What Investment Property Loan Structure Should You Use?

What Investment Property Loan Structure Should You Use?

The way your loan is structured can potentially have a big impact for your return on a property investment. We therefore strongly recommend you put some time into getting your loan structure right. With that in mind, we thought we’d take a look at some of the different structures out there – so you can assess which is best suited to you.

 

Principal and Interest vs Interest Only

We actually talked about this concept at some length in a previous post – so we won’t go in depth here, but please feel free to check out all the info here.

 

Variable vs Fixed

Now let’s look at variable vs fixed loan structures – and what the potential differences and benefits are of each.

 

Variable Loan Structure

The variable structure is the most common way that people structure their loans. A variable interest rate is (yes, you’ve guessed right) variable – meaning it can change over time.

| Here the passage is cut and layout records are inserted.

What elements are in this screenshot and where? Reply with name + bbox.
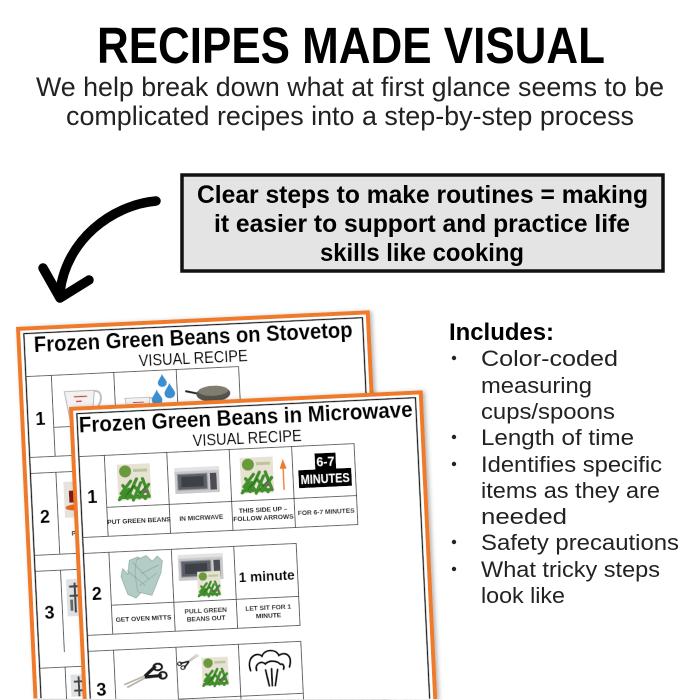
recipe grid: 3 [44, 603, 55, 623]
step 1: 1 [87, 487, 98, 507]
step 2: MINUTE [256, 612, 282, 620]
bullet: specific items [452, 452, 662, 529]
bullet: measuring cups: measuring [481, 373, 592, 398]
bullet: tricky steps: look like [481, 583, 565, 608]
includes heading: Includes: [449, 319, 554, 346]
includes list [449, 319, 679, 608]
sheet subtitle: VISUAL RECIPE [138, 346, 248, 370]
recipe grid: ON [81, 539, 92, 546]
title: RECIPES MADE VISUAL [97, 17, 605, 74]
icon: steam [249, 650, 291, 687]
step 1: THIS SIDE UP – [239, 506, 288, 515]
bullet: measuring cups [452, 346, 618, 424]
step 2: 2 [91, 584, 102, 604]
panel: stovetop recipe sheet [16, 310, 388, 700]
step 2: 1 minute [238, 568, 296, 585]
bullet: measuring cups: Color-coded [481, 346, 618, 371]
recipe grid: 2 [40, 507, 50, 527]
recipe grid: ADD [76, 437, 91, 444]
time label: 6-7 minutes: MINUTES [300, 470, 350, 487]
bullet: safety: Safety precautions [481, 530, 679, 555]
callout: skills like cooking [320, 239, 524, 267]
bullet: specific items: items as they are [481, 478, 660, 503]
recipe grid: PUT POT [71, 529, 100, 538]
callout [182, 175, 663, 271]
sheet title: Frozen Green Beans in Microwave [78, 397, 413, 438]
callout: it easier to support and practice life [214, 210, 630, 238]
step 2: LET SIT FOR 1 [245, 604, 292, 613]
sheet title: Frozen Green Beans on Stovetop [33, 317, 353, 357]
step 2: PULL GREEN [184, 607, 227, 616]
recipe grid [26, 364, 316, 700]
time label: 6-7 minutes: 6-7 [316, 455, 335, 469]
icon: pot on stove [63, 481, 89, 518]
panel: microwave recipe sheet [69, 390, 437, 700]
step 1: PUT GREEN BEANS [107, 516, 171, 526]
subtitle text: complicated recipes into a step-by-step process [66, 101, 634, 131]
icon: frying pan [185, 385, 231, 403]
bullet: specific items: Identifies specific [481, 452, 662, 477]
recipe grid: 1 [35, 409, 46, 429]
step 1 [79, 444, 358, 538]
step 1: FOR 6-7 MINUTES [298, 508, 355, 517]
subtitle text: We help break down what at first glance seems to be [36, 72, 664, 102]
bullet: tricky steps [452, 557, 660, 608]
bullet: tricky steps: What tricky steps [481, 557, 660, 582]
bullet: specific items: needed [481, 504, 567, 529]
step 3 [88, 641, 304, 700]
callout: Clear steps to make routines = making [197, 181, 648, 209]
time label: 6-7 minutes [297, 452, 352, 488]
recipe grid: WITH [86, 627, 103, 635]
sheet subtitle: VISUAL RECIPE [192, 426, 302, 450]
icon: cooling rack [70, 674, 99, 697]
subtitle text [36, 72, 664, 131]
icon: orange up arrow [280, 461, 287, 490]
bullet: time: Length of time [481, 425, 634, 450]
step 2: GET OVEN MITTS [116, 614, 172, 624]
step 2 [83, 543, 300, 635]
step 2: BEANS OUT [187, 615, 226, 624]
step 3: 3 [96, 680, 107, 700]
icon: oven mitts [120, 555, 164, 599]
step 1: IN MICRWAVE [179, 514, 224, 523]
arrow [43, 201, 156, 298]
step 1: FOLLOW ARROWS [233, 514, 294, 523]
bullet: measuring cups: cups/spoons [481, 399, 615, 424]
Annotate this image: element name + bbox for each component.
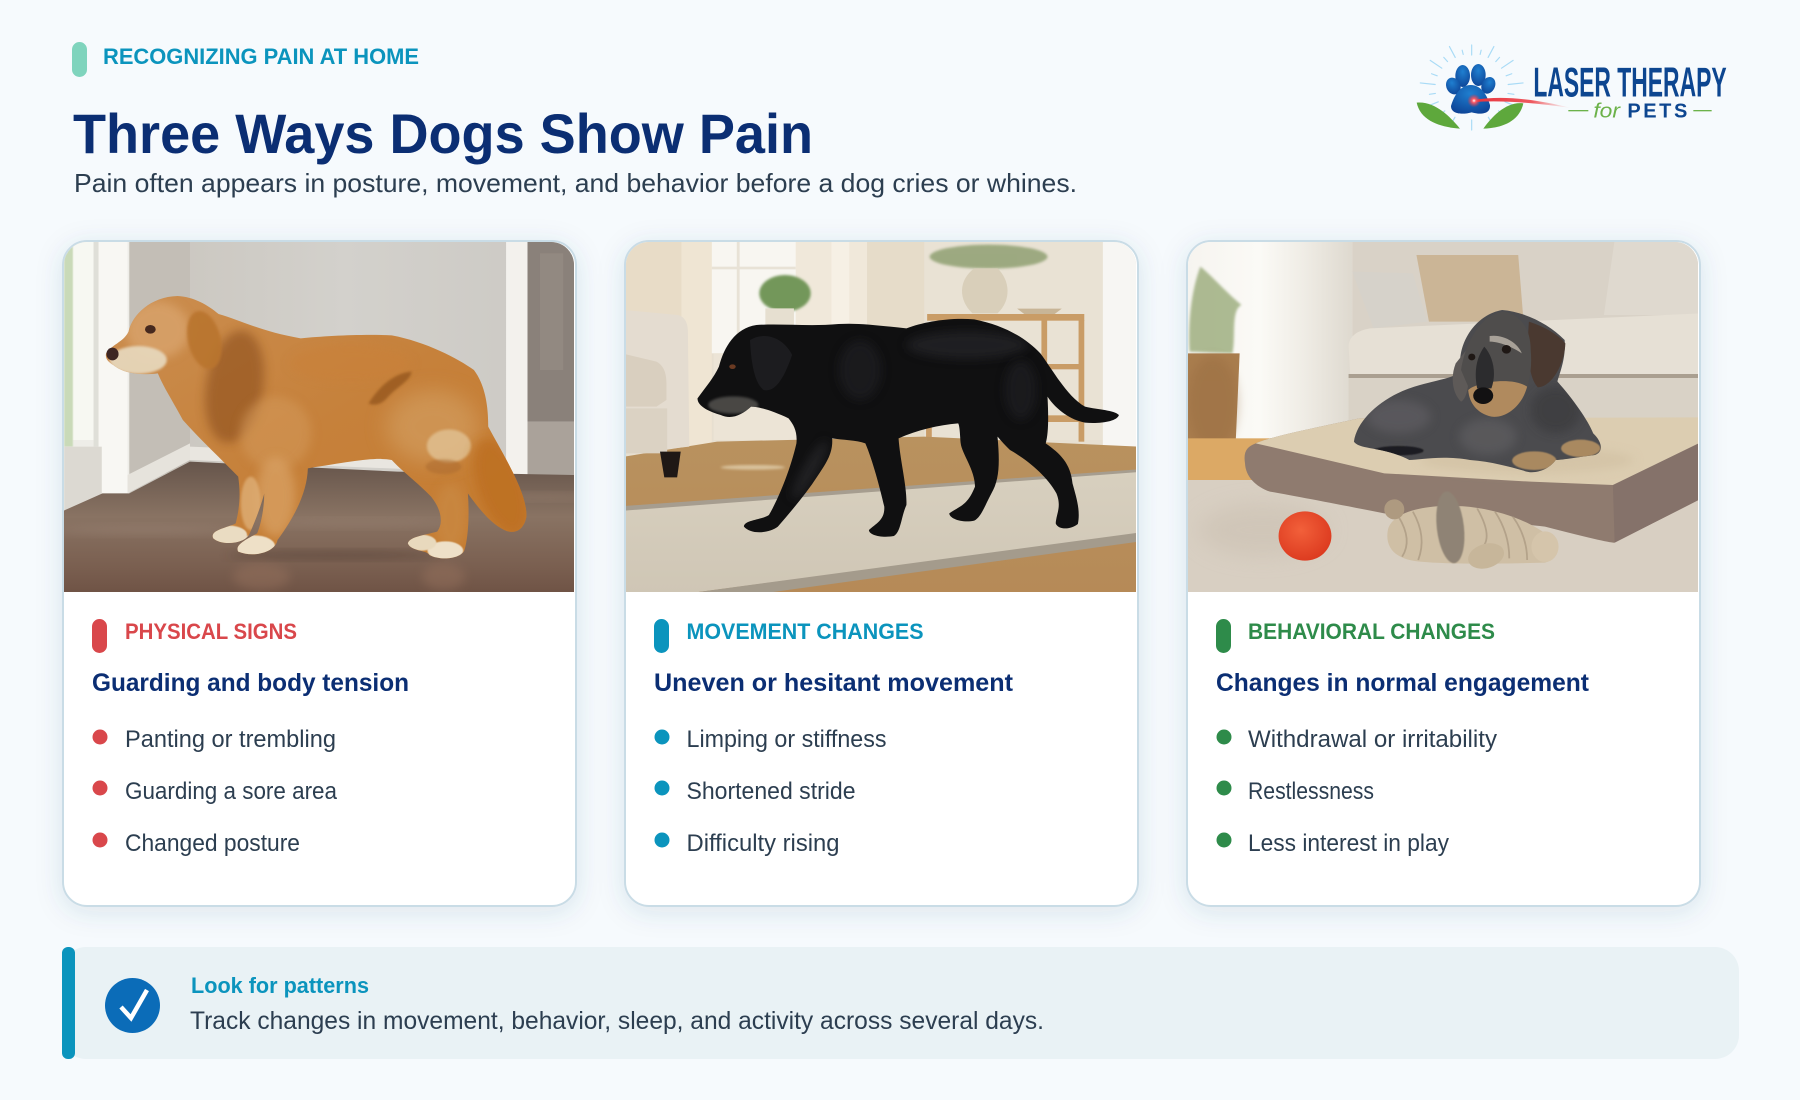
callout background [62,947,1739,1059]
bullet list: Limping or stiffness [686,726,886,753]
panel: physical signs [54,240,597,906]
callout title: Look for patterns [191,973,369,998]
logo tagline [1568,100,1712,122]
bullet list: Less interest in play [1248,830,1449,857]
armchair [624,310,689,477]
category header [1216,619,1495,653]
logo: Laser Therapy for Pets [1417,45,1727,130]
potted plant in basket [1188,267,1241,456]
bullet list: Panting or trembling [125,726,336,753]
sofa [1349,240,1702,423]
title: Three Ways Dogs Show Pain [73,102,813,165]
header [72,42,1077,198]
bullet list: Difficulty rising [686,830,840,857]
rug [1184,480,1702,593]
category header: MOVEMENT CHANGES [686,619,924,644]
logo leaves [1417,103,1523,129]
category header [92,619,297,653]
card heading: Guarding and body tension [92,669,409,697]
bullet list: Changed posture [125,830,300,857]
category header [654,619,924,653]
icon: check mark [105,978,160,1033]
bullet list [654,726,886,857]
bullet list: Shortened stride [686,778,856,805]
logo tagline: for [1593,100,1622,122]
bullet list [92,726,338,857]
logo sun rays [1420,45,1523,130]
eyebrow label: RECOGNIZING PAIN AT HOME [103,44,419,69]
card heading: Changes in normal engagement [1216,669,1590,697]
card heading: Uneven or hesitant movement [654,669,1014,697]
wood floor [624,437,1139,593]
rug [624,470,1139,593]
stuffed toy [1384,500,1558,569]
callout accent bar [62,947,75,1059]
vase and foliage [930,245,1062,315]
bullet list: Guarding a sore area [125,778,338,805]
logo paw print [1443,64,1498,114]
card background [625,241,1138,906]
category header: PHYSICAL SIGNS [125,619,297,644]
card background [1187,241,1700,906]
panel: movement changes [624,240,1139,906]
console table [926,314,1084,442]
panel: behavioral changes [1184,240,1702,906]
bullet list [1216,726,1497,857]
wirehaired dachshund [1354,310,1601,472]
bullet list: Withdrawal or irritability [1248,726,1497,753]
bullet list: Restlessness [1248,778,1374,805]
cushion bed [1245,417,1699,543]
photo: golden retriever standing stiffly [54,240,597,593]
callout: look for patterns [62,947,1739,1059]
callout text: Track changes in movement, behavior, sleep, and activity across several days. [190,1007,1044,1035]
black labrador [697,319,1119,537]
photo: wirehaired dachshund resting on a bed beside toys [1184,240,1702,593]
photo: black labrador walking hesitantly [624,240,1139,593]
card background [63,241,576,906]
category header: BEHAVIORAL CHANGES [1248,619,1495,644]
eyebrow accent pill [72,42,87,77]
subtitle: Pain often appears in posture, movement, and behavior before a dog cries or whines. [74,168,1077,198]
golden retriever [106,296,539,560]
logo tagline: PETS [1627,100,1687,122]
red rubber ball [1279,511,1331,561]
logo laser beam [1467,94,1572,108]
window plant [759,275,811,325]
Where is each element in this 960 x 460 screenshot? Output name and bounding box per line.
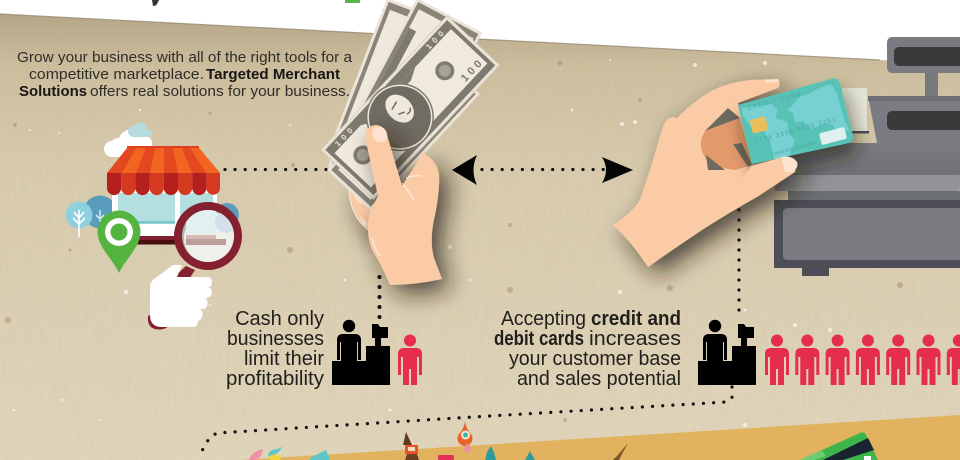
- text: cash only businesses: businesses: [227, 328, 324, 350]
- credit card details: 1234 3365 3689 2351: [754, 117, 837, 145]
- dotted connector: between cash and card: [482, 168, 606, 171]
- icon: green card: [800, 432, 878, 460]
- register drawer: [774, 200, 960, 276]
- icon: clouds: [104, 123, 153, 157]
- text: cash only businesses: profitability: [226, 368, 324, 390]
- text: accepting credit and debit cards: increases: [589, 328, 681, 350]
- text: cash only businesses: Cash only: [235, 308, 324, 330]
- intro text block: Grow your business with all of the right tools for a: [17, 50, 353, 66]
- icon: teal spire: [485, 446, 496, 460]
- icon: brown spire: [613, 443, 628, 460]
- icon: white hand: [148, 265, 212, 330]
- icon: red customer: [398, 334, 422, 385]
- icon: credit card: [738, 79, 853, 164]
- icon: teal book: [310, 450, 330, 460]
- illustration: hand holding credit card: [613, 79, 853, 267]
- back fingers: [349, 183, 378, 230]
- icon: yellow shape: [269, 454, 281, 460]
- arrow: right: [602, 157, 633, 183]
- clipped header text remnants: [152, 0, 360, 6]
- icon: pink leaf: [249, 449, 263, 460]
- icon: front banknote: [321, 16, 499, 199]
- icon: cashier: [332, 320, 390, 385]
- icon: pink sign: [438, 455, 454, 460]
- icon: clock tower: [403, 432, 419, 460]
- intro text block: offers real solutions for your business.: [90, 84, 350, 100]
- icon: back banknote 1: [333, 0, 449, 162]
- hand back: [613, 79, 797, 267]
- text: accepting credit and debit cards: [494, 308, 681, 390]
- receipt paper: [842, 88, 869, 134]
- register display: [887, 37, 960, 98]
- icon: back banknote 2: [328, 0, 482, 201]
- text: accepting credit and debit cards: and sales potential: [517, 368, 681, 390]
- text: cash only businesses: [226, 308, 324, 390]
- illustration: storefront with pin and magnifier: [66, 123, 242, 329]
- credit card details: [742, 84, 849, 162]
- register upper body: [868, 96, 960, 143]
- icon: front banknote: 100: [459, 58, 485, 85]
- icon: red customers row: [765, 334, 960, 385]
- icon: front banknote: 100: [333, 126, 355, 148]
- illustration: cash register: [774, 37, 960, 276]
- dotted connector: cash hand to cash business: [378, 277, 382, 318]
- dotted connector: card hand to card business: [737, 210, 741, 320]
- orange lower band: [241, 415, 960, 460]
- dotted connector: storefront to cash: [225, 168, 328, 171]
- intro text block: Solutions: [19, 84, 87, 100]
- register keypad shelf: [775, 143, 960, 200]
- text: accepting credit and debit cards: Accepting: [501, 308, 586, 330]
- credit card details: CARD HOLDER NAME: [771, 140, 818, 157]
- icon: cashier and many customers: [698, 320, 960, 385]
- hand palm and thumb: [365, 125, 442, 285]
- text: accepting credit and debit cards: debit cards: [494, 328, 584, 350]
- icon: orange map drop: [458, 421, 473, 453]
- intro text block: [17, 50, 353, 100]
- icon: magnifying glass: [174, 202, 242, 277]
- icon: trees: [66, 196, 239, 237]
- text: accepting credit and debit cards: your customer base: [509, 348, 681, 370]
- thumb and finger: [735, 79, 797, 197]
- icon: cashier and one customer: [332, 320, 422, 385]
- shop body: [112, 190, 217, 244]
- icon: location pin: [98, 211, 140, 273]
- icon: teal bird: [268, 444, 283, 460]
- text: cash only businesses: limit their: [244, 348, 324, 370]
- intro text block: competitive marketplace.: [29, 67, 204, 83]
- arrow: left: [452, 155, 477, 185]
- dotted connector: long route to lower band: [199, 387, 732, 457]
- credit card details: CREDIT CARD: [747, 92, 802, 112]
- lower band travel icons: [249, 421, 878, 460]
- intro text block: Targeted Merchant: [206, 67, 340, 83]
- icon: front banknote: 100: [424, 29, 446, 51]
- text: accepting credit and debit cards: credit and: [591, 308, 681, 330]
- icon: awning: [107, 146, 220, 195]
- icon: cashier: [698, 320, 756, 385]
- icon: teal spire small: [525, 451, 535, 460]
- icon: back banknote 3: [327, 53, 480, 211]
- inner palm shadow: [701, 108, 752, 170]
- illustration: hand holding cash: [321, 0, 499, 285]
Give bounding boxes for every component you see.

So if interest rates change in the market – so will your interest rates. That’s good news if interest rates go down … the amount of money you will have to pay will decrease. But, of course, if they go up, then – conversely – the amount you’ll have to pay will increase.

Variable rates obviously come into their own if the market goes down. You can potentially pay off more money on your mortgage than if you have a fixed loan.

 

Fixed Loan Structure

A fixed loan literally has a “fixed” interest rate that will apply for anywhere between one to five years. Five years is generally the limit to which fixed loans are applied – although you’ll find a few out there lasting for a longer term. With a fixed loan your interest rates stay the same – ensuring you know exactly what you’re going to be paying each month. So, you’ll have no surprises (good or bad).

However, fixed loans come with limitations. You generally can’t put extra money to pay off your loan because of the set amounts. It’s therefore much harder to pay these loans off quickly. On the flipside, you won’t bear the brunt of any changes if interest rates in the market go up. In fact, you’ll have a lower interest rate than everyone else.

 

Do your research

So it’s important to weigh up your options when choosing your loan structure.

It’s also worth noting you have some flexibility of choice: many investors, for example, will start with an interest only structure – then make a shift to principal and interest when their cash flow improves. Other investors will choose to split the loan – fixing only a part of it.